Risk analysis based on various methodologies
Risk analysis is defined as activities focused on reducing the negative impact of risk through activities changing its level. The analysis makes it possible to define, assess and monitor the level of risk both at the qualitative and quantitative level.
Conducting a risk analysis is of great importance mainly in the case of preparing security management systems and security policy.
Various methodologies are used in risk analysis. They are selected depending on the specifics of the entity and activities influencing the risk.
Various methods of risk analysis:
- HAZOP - threat analysis and operational capabilities
- FTA - Fault Tree Analysis
- ETA - event tree analysis
- PHA - Initial Hazard Analysis
- FMEA - analysis of the types and effects of possible errors
- LOPA - analysis of security layers
- QRA - Quantitative Risk Assessment
The most popular and most frequently used method of risk analysis is HAZOP, i.e. Hazard and Operability Studies, namely the analysis of threats and operational capabilities. It is most often used in the design of buildings and installations, their modernization and expansion.

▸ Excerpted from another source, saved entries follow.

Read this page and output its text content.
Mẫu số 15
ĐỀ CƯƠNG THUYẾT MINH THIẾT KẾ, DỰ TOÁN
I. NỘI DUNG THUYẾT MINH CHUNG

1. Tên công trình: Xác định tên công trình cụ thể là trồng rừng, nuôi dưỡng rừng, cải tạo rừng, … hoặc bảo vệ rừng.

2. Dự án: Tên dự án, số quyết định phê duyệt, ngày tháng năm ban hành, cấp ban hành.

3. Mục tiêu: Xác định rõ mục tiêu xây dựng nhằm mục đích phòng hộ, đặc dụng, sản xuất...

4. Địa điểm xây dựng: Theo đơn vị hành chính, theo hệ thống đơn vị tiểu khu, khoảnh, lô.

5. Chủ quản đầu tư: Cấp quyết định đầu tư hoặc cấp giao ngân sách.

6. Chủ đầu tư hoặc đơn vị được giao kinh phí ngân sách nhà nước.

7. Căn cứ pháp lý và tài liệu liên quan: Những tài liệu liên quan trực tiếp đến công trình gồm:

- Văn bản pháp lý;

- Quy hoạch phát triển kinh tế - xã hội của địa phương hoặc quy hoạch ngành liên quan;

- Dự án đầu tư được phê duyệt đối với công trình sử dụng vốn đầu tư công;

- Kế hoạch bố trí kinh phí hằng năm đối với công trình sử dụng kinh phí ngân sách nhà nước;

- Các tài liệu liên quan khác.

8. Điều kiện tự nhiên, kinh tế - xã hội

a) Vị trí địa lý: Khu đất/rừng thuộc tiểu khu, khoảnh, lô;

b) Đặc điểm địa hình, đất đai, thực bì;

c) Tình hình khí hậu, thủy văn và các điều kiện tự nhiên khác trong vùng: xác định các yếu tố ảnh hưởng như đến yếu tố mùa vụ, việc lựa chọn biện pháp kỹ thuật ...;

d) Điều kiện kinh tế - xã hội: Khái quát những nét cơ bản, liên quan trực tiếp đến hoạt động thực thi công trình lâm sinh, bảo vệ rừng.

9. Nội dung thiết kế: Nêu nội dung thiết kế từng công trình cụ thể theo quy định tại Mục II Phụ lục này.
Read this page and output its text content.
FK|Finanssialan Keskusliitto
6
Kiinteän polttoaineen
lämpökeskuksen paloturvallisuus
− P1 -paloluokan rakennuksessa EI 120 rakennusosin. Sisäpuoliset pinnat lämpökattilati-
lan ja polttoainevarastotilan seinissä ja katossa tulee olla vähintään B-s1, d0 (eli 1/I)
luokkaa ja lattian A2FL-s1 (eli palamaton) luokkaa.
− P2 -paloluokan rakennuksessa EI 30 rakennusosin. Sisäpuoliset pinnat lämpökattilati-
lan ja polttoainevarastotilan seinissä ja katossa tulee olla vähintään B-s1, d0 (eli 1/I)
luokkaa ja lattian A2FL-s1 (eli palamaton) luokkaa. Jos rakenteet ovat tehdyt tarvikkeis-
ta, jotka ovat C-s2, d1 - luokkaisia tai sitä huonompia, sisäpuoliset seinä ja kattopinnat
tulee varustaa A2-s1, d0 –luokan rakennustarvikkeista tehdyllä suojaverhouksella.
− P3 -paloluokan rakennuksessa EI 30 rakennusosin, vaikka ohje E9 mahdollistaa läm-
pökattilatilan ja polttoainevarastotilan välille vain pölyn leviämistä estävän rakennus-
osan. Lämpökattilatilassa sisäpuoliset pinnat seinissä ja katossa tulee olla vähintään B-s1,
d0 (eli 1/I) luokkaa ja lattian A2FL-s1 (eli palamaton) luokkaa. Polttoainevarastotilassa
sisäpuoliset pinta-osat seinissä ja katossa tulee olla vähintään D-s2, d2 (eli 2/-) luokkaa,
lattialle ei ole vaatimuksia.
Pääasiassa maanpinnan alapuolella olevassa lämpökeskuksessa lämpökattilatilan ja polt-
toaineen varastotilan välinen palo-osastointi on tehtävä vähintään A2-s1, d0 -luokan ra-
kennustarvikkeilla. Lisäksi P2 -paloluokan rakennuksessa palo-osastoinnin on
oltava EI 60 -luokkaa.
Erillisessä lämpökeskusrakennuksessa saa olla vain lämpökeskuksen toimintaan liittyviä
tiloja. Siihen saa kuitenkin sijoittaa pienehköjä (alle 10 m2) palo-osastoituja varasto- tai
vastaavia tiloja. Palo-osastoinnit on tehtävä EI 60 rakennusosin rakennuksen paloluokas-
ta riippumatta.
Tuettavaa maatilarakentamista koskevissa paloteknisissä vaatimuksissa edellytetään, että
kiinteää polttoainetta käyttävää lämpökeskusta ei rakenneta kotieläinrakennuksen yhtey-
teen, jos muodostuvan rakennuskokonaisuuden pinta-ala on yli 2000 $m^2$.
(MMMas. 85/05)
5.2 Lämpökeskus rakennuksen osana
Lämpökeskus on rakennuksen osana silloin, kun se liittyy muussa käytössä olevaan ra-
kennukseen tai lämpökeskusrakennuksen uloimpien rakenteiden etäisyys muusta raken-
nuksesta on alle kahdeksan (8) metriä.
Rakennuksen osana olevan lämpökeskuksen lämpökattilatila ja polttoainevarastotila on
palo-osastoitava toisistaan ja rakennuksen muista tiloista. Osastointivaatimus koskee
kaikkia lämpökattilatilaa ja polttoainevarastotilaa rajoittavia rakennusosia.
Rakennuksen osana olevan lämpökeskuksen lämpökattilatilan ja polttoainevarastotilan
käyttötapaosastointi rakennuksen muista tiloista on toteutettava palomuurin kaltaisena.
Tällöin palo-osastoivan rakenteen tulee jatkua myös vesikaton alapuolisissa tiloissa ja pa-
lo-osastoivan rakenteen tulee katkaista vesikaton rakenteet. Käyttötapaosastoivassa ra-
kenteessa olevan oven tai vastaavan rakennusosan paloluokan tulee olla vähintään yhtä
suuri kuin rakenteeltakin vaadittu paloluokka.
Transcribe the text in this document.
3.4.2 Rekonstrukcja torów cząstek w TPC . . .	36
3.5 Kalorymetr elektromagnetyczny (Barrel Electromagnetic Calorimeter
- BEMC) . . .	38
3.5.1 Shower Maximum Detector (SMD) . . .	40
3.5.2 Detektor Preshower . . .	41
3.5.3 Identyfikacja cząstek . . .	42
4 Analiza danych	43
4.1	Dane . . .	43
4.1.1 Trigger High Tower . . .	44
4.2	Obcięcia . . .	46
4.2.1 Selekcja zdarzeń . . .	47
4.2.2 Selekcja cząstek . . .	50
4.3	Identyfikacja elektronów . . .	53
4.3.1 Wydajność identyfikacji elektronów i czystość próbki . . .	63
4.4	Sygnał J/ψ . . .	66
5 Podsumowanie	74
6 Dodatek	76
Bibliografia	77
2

HAZOP analysis - methodology
The test consists in making a special division of the analyzed building or installation into nodes with specific parameters. Then, using words such as "missing", "less", "more", "also", "part of", "inverse", "other than" are used to define deviations from the design.
When there is a deviation, the process of identifying the causes is performed and the probability of the deviation and its threat are assessed. The results are stored in a so-called HAZOP table.